I also understand that as the first stage in trying to revitalise the group as a whole, its chief executive, Euan Sutherland, will tell members of the Co-op's regional boards on Saturday that its substantial farming operation, which includes 15 farms, will be sold.
He will also reveal that Co-op is actively considering the sale of its 750 pharmacies, which generated revenues of £764m in 2012. "They are likely to be sold, but a formal decision hasn't yet been made," said a source.
Co-op Group's farms are mostly arable, producing cereal for bakers. They supply only a tiny proportion of the food in its stores.
As for the pharmacies, they have come under financial pressure, as the NHS tries to save money on prescriptions, and are not thought to be well integrated with other Co-op activities.
According to well-placed sources, the huge £2bn-plus losses to be revealed at Co-op Group stem mainly from its bank - which was rescued at the end of 2013 - together with a reduction in the value of the stores and goodwill it acquired with the Somerfield takeover of 2009 (what's known as a write-down).
For the first half of 2013, Co-op Group generated a pre-tax loss of £559m, following a loss in the previous year of £648m.
Since then, Co-op Group has been forced to recognise a collapse to nothing in the value of its investment in Co-op Bank, as part of a rescue which saw hedge funds and other investors emerging with majority ownership of the bank.
Over four years, Co-op Group is planning to cut running costs by £500m, of which it has already identified £100m of savings.
To achieve these cuts, I am told there will be thousands of job losses, probably between 4,000 and 5,000 by 2017, especially in head office and in support positions.
But Mr Sutherland and his board colleagues have yet to calculate precisely how many jobs will go, and he is not expected to give details for some weeks yet.
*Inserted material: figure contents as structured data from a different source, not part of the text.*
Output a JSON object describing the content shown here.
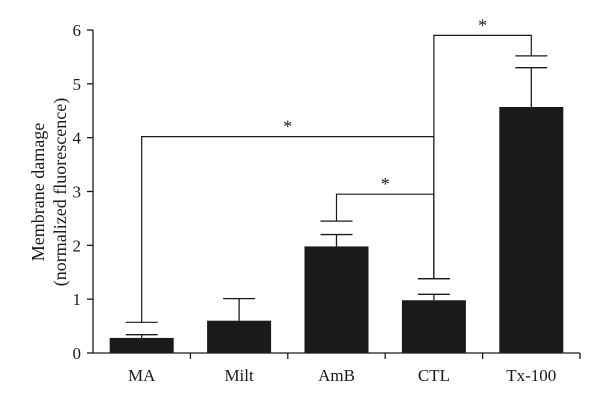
{
  "chart_data": {
    "type": "bar",
    "categories": [
      "MA",
      "Milt",
      "AmB",
      "CTL",
      "Tx-100"
    ],
    "values": [
      0.28,
      0.6,
      1.98,
      0.98,
      4.57
    ],
    "error_upper": [
      0.34,
      1.01,
      2.2,
      1.09,
      5.3
    ],
    "ylabel_line1": "Membrane damage",
    "ylabel_line2": "(normalized fluorescence)",
    "xlabel": "",
    "ylim": [
      0,
      6
    ],
    "yticks": [
      0,
      1,
      2,
      3,
      4,
      5,
      6
    ],
    "bar_color": "#1a1a1a",
    "significance": [
      {
        "from": "MA",
        "to": "CTL",
        "y": 4.02,
        "left_drop": 0.57,
        "right_drop": 1.38,
        "label": "*"
      },
      {
        "from": "AmB",
        "to": "CTL",
        "y": 2.95,
        "left_drop": 2.45,
        "right_drop": 1.38,
        "label": "*"
      },
      {
        "from": "CTL",
        "to": "Tx-100",
        "y": 5.9,
        "left_drop": 1.38,
        "right_drop": 5.52,
        "label": "*"
      }
    ]
  }
}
Co-op Group is by far the largest enterprise in the UK run on co-operative or mutual lines. It has millions of members, of whom tens of thousands are activists, who participate in elections for local boards.
Early leaks of the scale of the reconstruction of the group are fomenting tension between the activists and professional management led by Mr Sutherland.
"We worry that the board is exaggerating the scale of the crisis, including losses, to turn the Co-op into much more of a conventional business, and move it away from its democratic and ethical roots," said one.
Mr Sutherland won't unveil the full remaking of the Co-op until around the time of its annual meeting on 17 May.
He is carrying out a survey of how the public sees the Co-op, called "Have your Say", which has already seen more than 80,000 people express a view on how the Co-op should change.
Among the questions put to them, they are being asked whether the Co-op Group should continue paying a dividend to members, rather than simply cut prices, and whether it should continue to make financial contributions to the Co-operative Party, which in turn supports the Labour Party.
Co-op activists are concerned that the survey can be filled in by anyone, not just Co-op members, and they fear that the wording of the questions is designed to elicit a negative response on continued political donations, thus ending all ties to the Labour Party.
"There is going to be quite a battle over this," said one.